Ini seharusnya bisa membuat ayahku bahagia…


Aku menuju ke perpustakaan rumah kami, jantung berdebar dengan antisipasi.


Tapi…


"Tsk ... Sampah."


Ayahku hanya menghela nafas, dan menatapku dengan jijik.


“Tohka, sebagai Shirayuki kau harus selalu menjadi pemenang, dan apa artinya itu?  Itu artinya kau harus menjadi nomor satu… NOMOR SATU.  Tempat kedua atau kelima, keseratus atau keseribu, atau bahkan tempat terakhir sama saja.  Itu semua sampah.  Jika kau bukan nomor satu, maka kau tidak bernilai sepeser pun.”
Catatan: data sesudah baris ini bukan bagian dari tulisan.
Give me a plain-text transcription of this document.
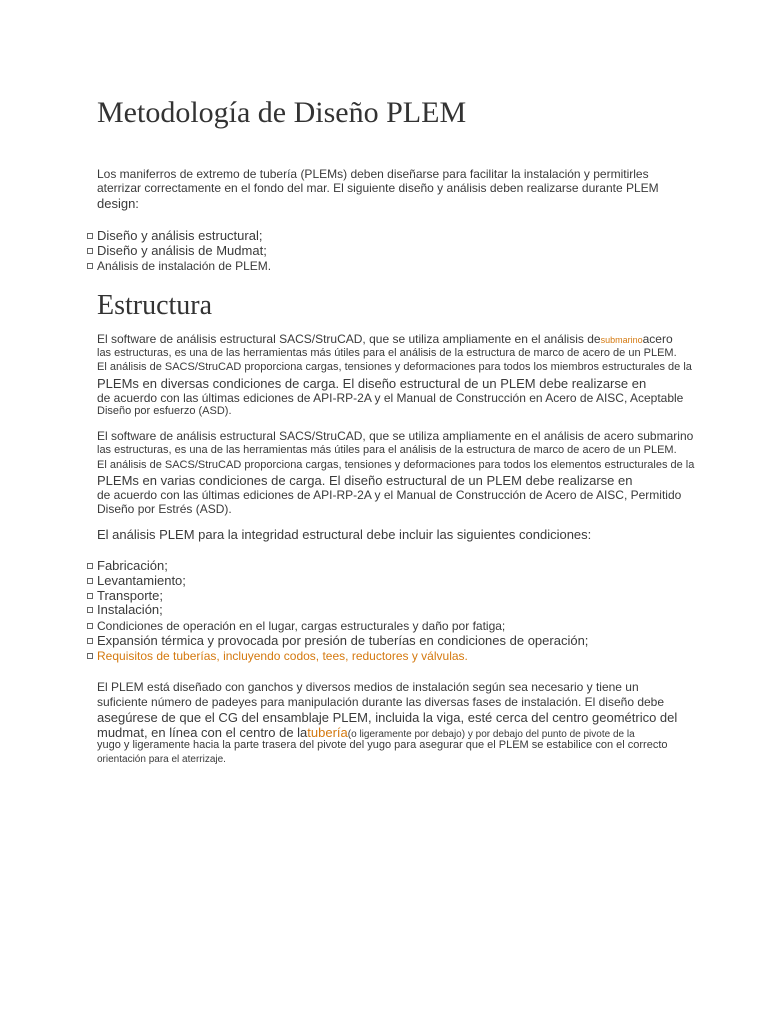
Metodología de Diseño PLEM
Los maniferros de extremo de tubería (PLEMs) deben diseñarse para facilitar la instalación y permitirles
aterrizar correctamente en el fondo del mar. El siguiente diseño y análisis deben realizarse durante PLEM
design:
Diseño y análisis estructural;
Diseño y análisis de Mudmat;
Análisis de instalación de PLEM.
Estructura
El software de análisis estructural SACS/StruCAD, que se utiliza ampliamente en el análisis desubmarinoacero
las estructuras, es una de las herramientas más útiles para el análisis de la estructura de marco de acero de un PLEM.
El análisis de SACS/StruCAD proporciona cargas, tensiones y deformaciones para todos los miembros estructurales de la
PLEMs en diversas condiciones de carga. El diseño estructural de un PLEM debe realizarse en
de acuerdo con las últimas ediciones de API-RP-2A y el Manual de Construcción en Acero de AISC, Aceptable
Diseño por esfuerzo (ASD).
El software de análisis estructural SACS/StruCAD, que se utiliza ampliamente en el análisis de acero submarino
las estructuras, es una de las herramientas más útiles para el análisis de la estructura de marco de acero de un PLEM.
El análisis de SACS/StruCAD proporciona cargas, tensiones y deformaciones para todos los elementos estructurales de la
PLEMs en varias condiciones de carga. El diseño estructural de un PLEM debe realizarse en
de acuerdo con las últimas ediciones de API-RP-2A y el Manual de Construcción de Acero de AISC, Permitido
Diseño por Estrés (ASD).
El análisis PLEM para la integridad estructural debe incluir las siguientes condiciones:
Fabricación;
Levantamiento;
Transporte;
Instalación;
Condiciones de operación en el lugar, cargas estructurales y daño por fatiga;
Expansión térmica y provocada por presión de tuberías en condiciones de operación;
Requisitos de tuberías, incluyendo codos, tees, reductores y válvulas.
El PLEM está diseñado con ganchos y diversos medios de instalación según sea necesario y tiene un
suficiente número de padeyes para manipulación durante las diversas fases de instalación. El diseño debe
asegúrese de que el CG del ensamblaje PLEM, incluida la viga, esté cerca del centro geométrico del
mudmat, en línea con el centro de latubería(o ligeramente por debajo) y por debajo del punto de pivote de la
yugo y ligeramente hacia la parte trasera del pivote del yugo para asegurar que el PLEM se estabilice con el correcto
orientación para el aterrizaje.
Dengan marah, dia melemparkan gelas ke kakiku.  Saat pecahan itu bergema di perpustakaan, beberapa pecahan terbang ke arahku, dan mengenai kakiku.
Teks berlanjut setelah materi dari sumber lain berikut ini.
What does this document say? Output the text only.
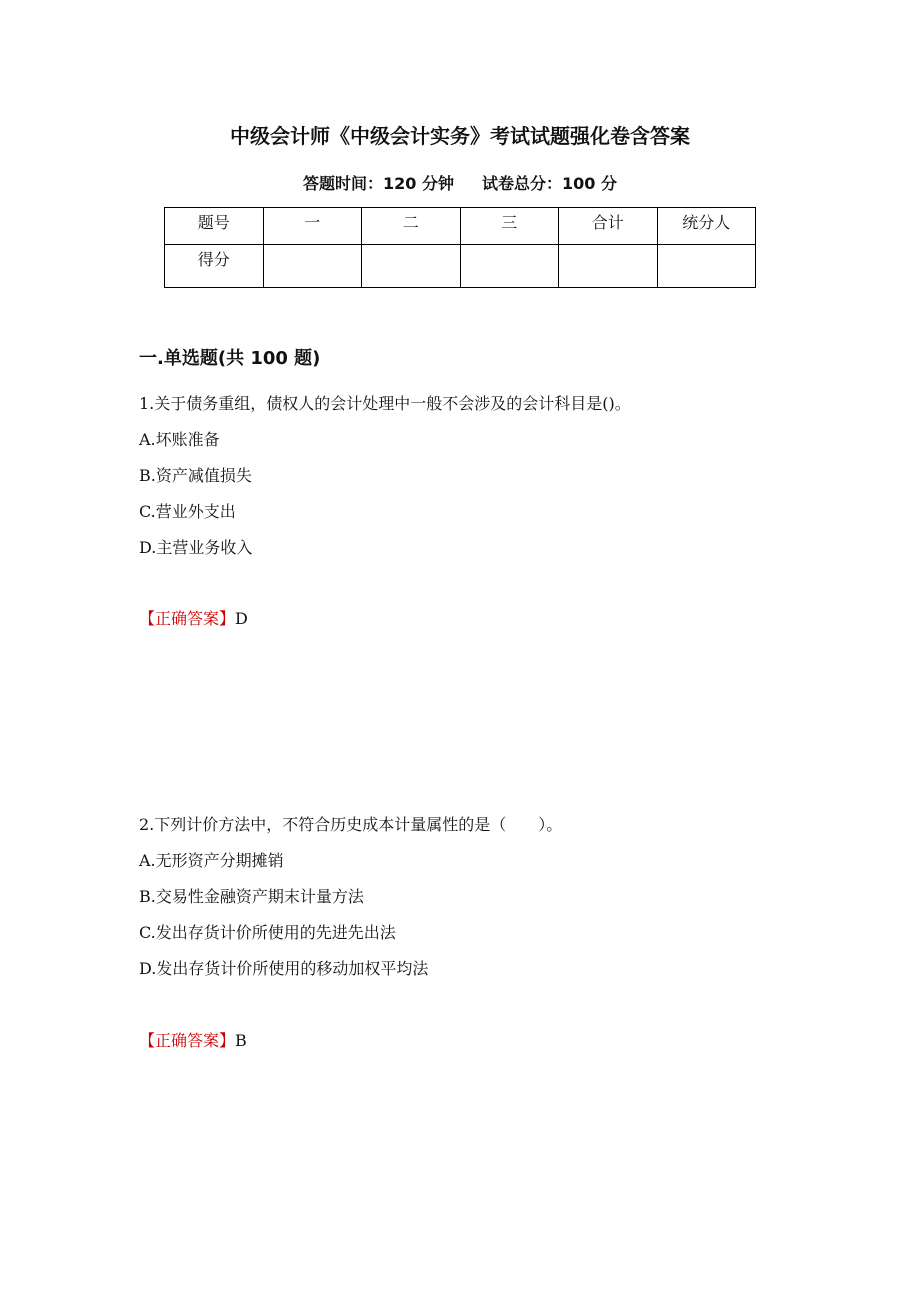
中级会计师《中级会计实务》考试试题强化卷含答案
答题时间：120 分钟 试卷总分：100 分
题号	一	二	三	合计	统分人
得分					
一.单选题(共 100 题)
1.关于债务重组，债权人的会计处理中一般不会涉及的会计科目是()。
A.坏账准备
B.资产减值损失
C.营业外支出
D.主营业务收入
【正确答案】D
2.下列计价方法中，不符合历史成本计量属性的是（　　）。
A.无形资产分期摊销
B.交易性金融资产期末计量方法
C.发出存货计价所使用的先进先出法
D.发出存货计价所使用的移动加权平均法
【正确答案】B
“Mengapa kau sangat tidak berguna, huh?!  Apa kau benar-benar memiliki darahku di pembuluh darahmu?! Meski hanya sedikit?!"


"Aku minta maaf…"


"Dengarkan aku.  Semua omong kosong yang kau lakukan ini sama sekali tidak berguna!  Kau tidak mendapatkan apa pun, tidak sepeser pun!  Tidak ada gunanya hidup jika kau tidak bisa mendapatkan hasil!" Dia menunjuk ke bagian atas lembar peringkat tes.  ”Dan jika kau ingin diakui sebagai anggota keluarga Shirayuki, lihatlah Nagisa Jinguji, dan tunjukkan padaku hasilnya!”


Nagisa Jinguji.


Aku telah mendengar nama itu berkali-kali hingga aku membencinya.


Dia adalah kandidat utama untuk menjadi presiden Konglomerat Jinguji yang berikutnya.  Monster yang selalu menduduki peringkat nomor satu nasional untuk SMP, dan ujian tiruan SMA.


Dia bukan jenius palsu sepertiku.  Dia adalah jenius sesungguhnya.


"Hm… Jinguji itu ada di urutan kedua?  Jika itu masalahnya, tempat pertama jatuh ke... Oh.  Nama konyol.  Aku membencinya."  Dia melemparkan lembar peringkatnya dan pergi.


Nama konyol?


Ada satu orang yang muncul di benakku, tapi tidak ... itu tidak mungkin.


Aku dengan takut memeriksa bagian atas papan peringkat, dan aku tercengang.


"Tidak mungkin…"


Dari 600 kontestan, yang menempati nomor satu adalah … Asopasomaso.


Kuzuhara-kun adalah seorang jenius dengan kaliber tingkat tertinggi.